I'll get you the recording stats momentarily...

JeffreyBoucher commented 1 month ago

The recording I am currently working with outputs:

" ConcatenateSegmentRecording: 384 channels - 30.0kHz - 1 segments - 341,317,801 samples 11,377.26s (3.16 hours) - int16 dtype - 244.13 GiB "

It's a set of concatenated recordings taken over a period of about a week and a half.

Thanks for your help!

Jeff Boucher

zm711 commented 1 month ago

Could you try running just one of the recordings and see if that works with n_jobs. I remember vaguely that we had a problem with certain concatenations so I would like to test this.

@h-mayorquin do you remember this too? That giant concatenations were causing problems with multiprocessing?

the issue with this is the best way for us to fix this is to have the data to try to fix it with but sharing ~250 GB is a non-trivial thing :)

Maybe @samuelgarcia or @alejoe91 also have opinions about why multiprocessing is failing with concatenation (and they both use linux!).

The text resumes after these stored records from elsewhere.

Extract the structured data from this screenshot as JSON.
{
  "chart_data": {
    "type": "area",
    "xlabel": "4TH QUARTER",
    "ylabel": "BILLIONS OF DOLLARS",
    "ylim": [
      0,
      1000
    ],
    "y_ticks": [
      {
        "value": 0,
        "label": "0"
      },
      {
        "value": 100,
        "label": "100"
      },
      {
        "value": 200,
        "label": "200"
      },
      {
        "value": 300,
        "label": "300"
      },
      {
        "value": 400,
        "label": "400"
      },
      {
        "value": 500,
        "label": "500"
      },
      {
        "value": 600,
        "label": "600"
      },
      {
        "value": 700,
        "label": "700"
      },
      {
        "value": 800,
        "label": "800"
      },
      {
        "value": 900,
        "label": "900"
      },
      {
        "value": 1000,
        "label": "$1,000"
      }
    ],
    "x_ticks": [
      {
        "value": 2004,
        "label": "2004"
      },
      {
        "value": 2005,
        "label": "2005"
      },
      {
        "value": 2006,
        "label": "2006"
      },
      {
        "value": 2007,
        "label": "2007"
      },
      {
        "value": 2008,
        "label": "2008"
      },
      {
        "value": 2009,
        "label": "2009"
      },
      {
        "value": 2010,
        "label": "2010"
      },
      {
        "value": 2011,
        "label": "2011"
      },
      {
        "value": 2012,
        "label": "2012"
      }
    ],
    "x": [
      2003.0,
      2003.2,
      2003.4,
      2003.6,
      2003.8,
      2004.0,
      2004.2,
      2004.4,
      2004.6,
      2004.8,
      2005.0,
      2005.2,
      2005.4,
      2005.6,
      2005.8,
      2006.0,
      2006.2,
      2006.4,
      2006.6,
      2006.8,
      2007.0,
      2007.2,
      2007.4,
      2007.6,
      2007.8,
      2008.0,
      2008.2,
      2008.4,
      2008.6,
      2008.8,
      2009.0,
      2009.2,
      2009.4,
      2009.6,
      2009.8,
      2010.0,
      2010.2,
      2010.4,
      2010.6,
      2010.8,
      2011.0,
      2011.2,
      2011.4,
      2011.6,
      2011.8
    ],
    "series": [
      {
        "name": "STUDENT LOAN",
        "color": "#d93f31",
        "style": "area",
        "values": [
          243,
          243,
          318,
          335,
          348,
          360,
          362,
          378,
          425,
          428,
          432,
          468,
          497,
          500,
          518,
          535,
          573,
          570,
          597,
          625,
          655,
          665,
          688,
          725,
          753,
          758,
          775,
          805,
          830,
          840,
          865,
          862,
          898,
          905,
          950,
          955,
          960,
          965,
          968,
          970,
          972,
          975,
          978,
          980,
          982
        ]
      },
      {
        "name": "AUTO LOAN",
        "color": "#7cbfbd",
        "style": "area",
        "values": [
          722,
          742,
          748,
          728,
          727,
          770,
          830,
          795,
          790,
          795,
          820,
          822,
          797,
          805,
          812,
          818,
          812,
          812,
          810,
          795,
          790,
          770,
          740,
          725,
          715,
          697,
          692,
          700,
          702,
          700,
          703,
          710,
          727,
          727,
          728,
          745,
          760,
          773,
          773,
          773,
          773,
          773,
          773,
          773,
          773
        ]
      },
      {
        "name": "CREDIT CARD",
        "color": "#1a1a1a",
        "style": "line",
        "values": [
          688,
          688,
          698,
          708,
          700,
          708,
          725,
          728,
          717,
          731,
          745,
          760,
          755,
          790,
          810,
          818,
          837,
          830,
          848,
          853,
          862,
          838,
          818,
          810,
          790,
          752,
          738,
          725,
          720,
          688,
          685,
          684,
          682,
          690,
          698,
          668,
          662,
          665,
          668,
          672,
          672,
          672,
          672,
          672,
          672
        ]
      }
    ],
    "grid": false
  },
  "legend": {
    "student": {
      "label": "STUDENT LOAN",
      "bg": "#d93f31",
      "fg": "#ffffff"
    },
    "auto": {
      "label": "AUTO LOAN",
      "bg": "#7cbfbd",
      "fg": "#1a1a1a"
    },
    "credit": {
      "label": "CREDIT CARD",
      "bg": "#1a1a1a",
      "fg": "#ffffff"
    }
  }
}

samuelgarcia commented 1 month ago

Salut. Are you running the script using slurm ? In my lab, the slurm kill jobs because the way slurm is counting memory is wrong. With shared mem, every process is memory is cumulated that overflow the slurm limits but the real machine limits is OK. Can could test with less process and more thread ? n_jobs=6, max_thread_perprocess=8 for instance ?

JeffreyBoucher commented 4 weeks ago

Hello!

I'll run a single session dataset overnight tonight.

We are not using slurm; the cluster seems to be using "SGE 8.1.9", which stands for "Sun Grid Engine". I don't know if there would be a similar problem with this; I'll try to do the single session dataset first

JeffreyBoucher commented 3 weeks ago

Hello!

In fact I ran into a bug which I think is on my end; I'm going to de-prioritize this for a bit, since I was able to get it working by turning off parallel processing I want to get that started on my real dataset, but afterward I'll get back to this (within a week)

Thanks for your help!

Jeff Boucher

samuelgarcia commented 3 weeks ago

Maybe SGE is killing your job because using too much ram. Could you increase the mem when submiting the job ?

JeffreyBoucher commented 3 weeks ago

Hello

Parallel processing worked fine for a single session; for that and other reasons, I think that the suggestion to request more RAM for my jobs is a good one. I'll try it!

Thanks,

Jeff